Your Employee Driving Policy Should Prohibit Cell Phone Use on the Road

“Increased mental workload and cognitive distractions can lead to a type of tunnel vision or inattention blindness where motorists don’t see potential hazards right in front of them," said AAA Foundation President and CEO Peter Kissinger.

More distractions mean the brain is working harder, and as this mental workload increases reaction time can slow down and driver focus can decrease - even with hands on the wheel and eyes on the road.

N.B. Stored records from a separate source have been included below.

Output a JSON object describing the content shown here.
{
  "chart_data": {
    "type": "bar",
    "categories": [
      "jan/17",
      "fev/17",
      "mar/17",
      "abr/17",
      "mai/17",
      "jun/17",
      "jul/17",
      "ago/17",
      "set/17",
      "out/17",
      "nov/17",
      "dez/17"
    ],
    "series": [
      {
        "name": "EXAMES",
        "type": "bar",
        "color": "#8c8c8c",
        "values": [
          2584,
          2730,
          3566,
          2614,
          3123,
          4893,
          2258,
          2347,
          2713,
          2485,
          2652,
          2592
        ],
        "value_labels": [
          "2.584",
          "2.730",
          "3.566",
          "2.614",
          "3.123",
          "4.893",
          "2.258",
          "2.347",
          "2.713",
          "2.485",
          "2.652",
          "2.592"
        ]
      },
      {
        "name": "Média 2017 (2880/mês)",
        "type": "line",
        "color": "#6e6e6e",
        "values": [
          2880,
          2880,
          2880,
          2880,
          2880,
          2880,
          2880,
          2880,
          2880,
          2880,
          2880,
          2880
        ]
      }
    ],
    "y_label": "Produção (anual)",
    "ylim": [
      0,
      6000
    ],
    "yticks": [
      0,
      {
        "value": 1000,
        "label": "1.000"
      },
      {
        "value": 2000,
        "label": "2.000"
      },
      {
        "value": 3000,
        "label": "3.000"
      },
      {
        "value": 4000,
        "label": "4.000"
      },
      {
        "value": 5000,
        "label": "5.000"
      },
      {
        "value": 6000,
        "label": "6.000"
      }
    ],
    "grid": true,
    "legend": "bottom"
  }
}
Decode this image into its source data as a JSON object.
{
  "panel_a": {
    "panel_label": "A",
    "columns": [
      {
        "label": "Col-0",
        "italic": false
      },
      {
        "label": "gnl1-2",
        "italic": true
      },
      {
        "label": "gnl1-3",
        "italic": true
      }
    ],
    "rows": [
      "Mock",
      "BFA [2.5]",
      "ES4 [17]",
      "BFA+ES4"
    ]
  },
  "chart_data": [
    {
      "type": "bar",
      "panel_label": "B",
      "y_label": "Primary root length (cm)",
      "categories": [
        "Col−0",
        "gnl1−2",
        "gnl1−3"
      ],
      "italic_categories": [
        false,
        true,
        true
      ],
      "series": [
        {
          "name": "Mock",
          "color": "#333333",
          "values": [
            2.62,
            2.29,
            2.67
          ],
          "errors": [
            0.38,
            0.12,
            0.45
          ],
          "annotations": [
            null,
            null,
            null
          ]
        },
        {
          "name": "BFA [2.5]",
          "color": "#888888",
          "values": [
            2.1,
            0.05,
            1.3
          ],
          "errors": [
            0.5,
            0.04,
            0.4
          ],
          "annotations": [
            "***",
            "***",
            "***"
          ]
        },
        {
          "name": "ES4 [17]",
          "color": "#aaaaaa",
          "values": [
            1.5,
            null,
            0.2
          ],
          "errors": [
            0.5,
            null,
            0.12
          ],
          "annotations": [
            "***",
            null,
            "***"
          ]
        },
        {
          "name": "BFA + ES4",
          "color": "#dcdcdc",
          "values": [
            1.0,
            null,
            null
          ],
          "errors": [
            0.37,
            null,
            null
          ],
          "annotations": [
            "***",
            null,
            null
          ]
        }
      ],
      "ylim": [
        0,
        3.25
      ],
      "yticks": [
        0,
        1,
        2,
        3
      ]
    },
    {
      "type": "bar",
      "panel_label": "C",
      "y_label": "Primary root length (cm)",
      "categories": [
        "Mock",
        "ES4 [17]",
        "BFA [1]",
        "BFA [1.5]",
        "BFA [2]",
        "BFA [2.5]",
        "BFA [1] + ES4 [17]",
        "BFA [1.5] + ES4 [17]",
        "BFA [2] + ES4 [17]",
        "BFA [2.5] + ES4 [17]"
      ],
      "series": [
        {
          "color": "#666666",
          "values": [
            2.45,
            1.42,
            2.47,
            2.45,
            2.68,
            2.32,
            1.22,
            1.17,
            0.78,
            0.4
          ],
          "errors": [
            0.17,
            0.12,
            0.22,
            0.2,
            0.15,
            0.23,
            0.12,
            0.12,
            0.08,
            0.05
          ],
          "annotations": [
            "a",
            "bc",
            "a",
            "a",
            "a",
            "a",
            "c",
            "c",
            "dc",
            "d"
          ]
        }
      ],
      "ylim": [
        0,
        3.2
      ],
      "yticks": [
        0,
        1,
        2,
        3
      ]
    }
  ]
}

Here are some of the results of levels of distraction for common activities as reported by Safety News Alert:

  • Listening to the radio: 1.21
  • Listening to an audio book: 1.75
  • Talking with a passenger: 2.33
  • Talking on a handheld cell phone: 2.45
  • Talking on a hands-free cell phone: 2.27
  • Using a speech-to-text email system: 3.06
  • Performing an OSPAN task: 5.0 - an Operation Span task requires participants to simultaneously perform math and memorization. It was used to obtain a measure for a particularly difficult mental task.

One of the most important findings of the study is that hands free does not mean risk free. Hopefully this study will help construction contractors realize how important safe driving is an encourage all employees not to multitask when behind the wheel of a vehicle or construction equipment.